It seems faint praise to say that Ruth Laugesen's interview with Don Brash for the Sunday Star Times was fascinating. It captures a man who seems honest and vulnerable, unreconstructed and ideologically extreme. He'd have been a disaster as Prime Minister.
It's telling that Brash sees his failure at National Party as a lack of conviction: if only, he muses, he'd had the nerve to announce policy unilaterally. And what policies! Brash cleaves still to the cancellation of the welfare state, the radical reorganisation of the heath services along commercial lines, electronic tolling on roads, flattening of taxes. It is evident to him that radical measures will restore the nation; much as the virtues of radical measures have seemed evident to him since he was a teenage Marxist.
And yet, he bitterly regrets his "gutlessness" when the National caucus debated Iraq, and he kept quiet about his opposition to the war. He's the Ron Paul candidate. He'd have made a fine leader of the Act Party. But mainstream political leadership? What were they thinking?
Left mercifully unexplored in the interview are the personal impulses that find him in the setting where he spoke to Laugesen: surrounded by hired furniture, his books in storage, lonely, back on the corned beef. The driest thinker condemned by the wettest urge. You really can't hate him.
Meanwhile, an LA Times analysis of media spends in the presidential primaries underlines the fact that the true beneficiary of the American system is the broadcast industry.

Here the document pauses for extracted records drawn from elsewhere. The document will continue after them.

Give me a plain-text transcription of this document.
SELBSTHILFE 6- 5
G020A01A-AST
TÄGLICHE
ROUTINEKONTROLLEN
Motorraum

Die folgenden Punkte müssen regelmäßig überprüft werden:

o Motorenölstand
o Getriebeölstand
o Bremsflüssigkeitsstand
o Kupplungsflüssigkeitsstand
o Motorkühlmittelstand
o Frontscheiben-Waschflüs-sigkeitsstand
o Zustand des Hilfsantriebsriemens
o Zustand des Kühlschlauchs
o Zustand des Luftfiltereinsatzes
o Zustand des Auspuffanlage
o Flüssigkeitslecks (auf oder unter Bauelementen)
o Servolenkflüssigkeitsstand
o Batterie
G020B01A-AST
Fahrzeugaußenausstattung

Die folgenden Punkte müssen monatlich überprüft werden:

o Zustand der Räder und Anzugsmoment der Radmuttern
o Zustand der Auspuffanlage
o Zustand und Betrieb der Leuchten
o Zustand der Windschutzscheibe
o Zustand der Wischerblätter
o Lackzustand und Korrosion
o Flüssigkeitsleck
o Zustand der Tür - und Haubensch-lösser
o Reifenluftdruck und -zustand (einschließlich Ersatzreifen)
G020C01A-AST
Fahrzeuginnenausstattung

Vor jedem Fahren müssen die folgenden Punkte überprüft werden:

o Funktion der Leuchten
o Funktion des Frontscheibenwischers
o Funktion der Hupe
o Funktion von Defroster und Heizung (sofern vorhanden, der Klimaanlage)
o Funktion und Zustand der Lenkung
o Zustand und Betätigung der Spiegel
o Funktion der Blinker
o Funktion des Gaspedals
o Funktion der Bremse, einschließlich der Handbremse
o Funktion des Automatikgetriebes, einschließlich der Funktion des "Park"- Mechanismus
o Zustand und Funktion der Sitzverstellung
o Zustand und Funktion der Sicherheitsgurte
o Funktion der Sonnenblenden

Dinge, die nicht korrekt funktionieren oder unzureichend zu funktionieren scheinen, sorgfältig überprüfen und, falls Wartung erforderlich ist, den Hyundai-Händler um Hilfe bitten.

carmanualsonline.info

I suppose the sensible thing would be to disapprove of the antics of thousands of Londoners making the most of the last night of drinking on public transport -- the new mayor, Boris Johnson, has banned it -- but, 17 arrests notwithstanding, it looks like it was, for the most part, a right laugh. The Guardian has more pictures. The organiser of one of the Facebook-driven Tube parties is now a bit worried about losing his job with a city bank.
And finally, Chris Bourke's Distractions blog continues to provide delights. There's simply nothing else like it in the local sphere. He continues his background to EMI's local history, with a look at the old HMV studio, home of the hits, and an interview with Shane. And, as a perspective on Hoodie Day, Chris recalls the teenage attire that scared people in the 1950s.
PS: I'll link to all the video and other resources as usual tomorrow morning, by I think we did a pretty good job of the episode of Media7 that screens tonight on TVNZ 7. We discussed the Greg Clydesdale paper that claims an economic drain on the country from the Pacific Island community. If you have a Freeview box, feel free to tune in at 9.30.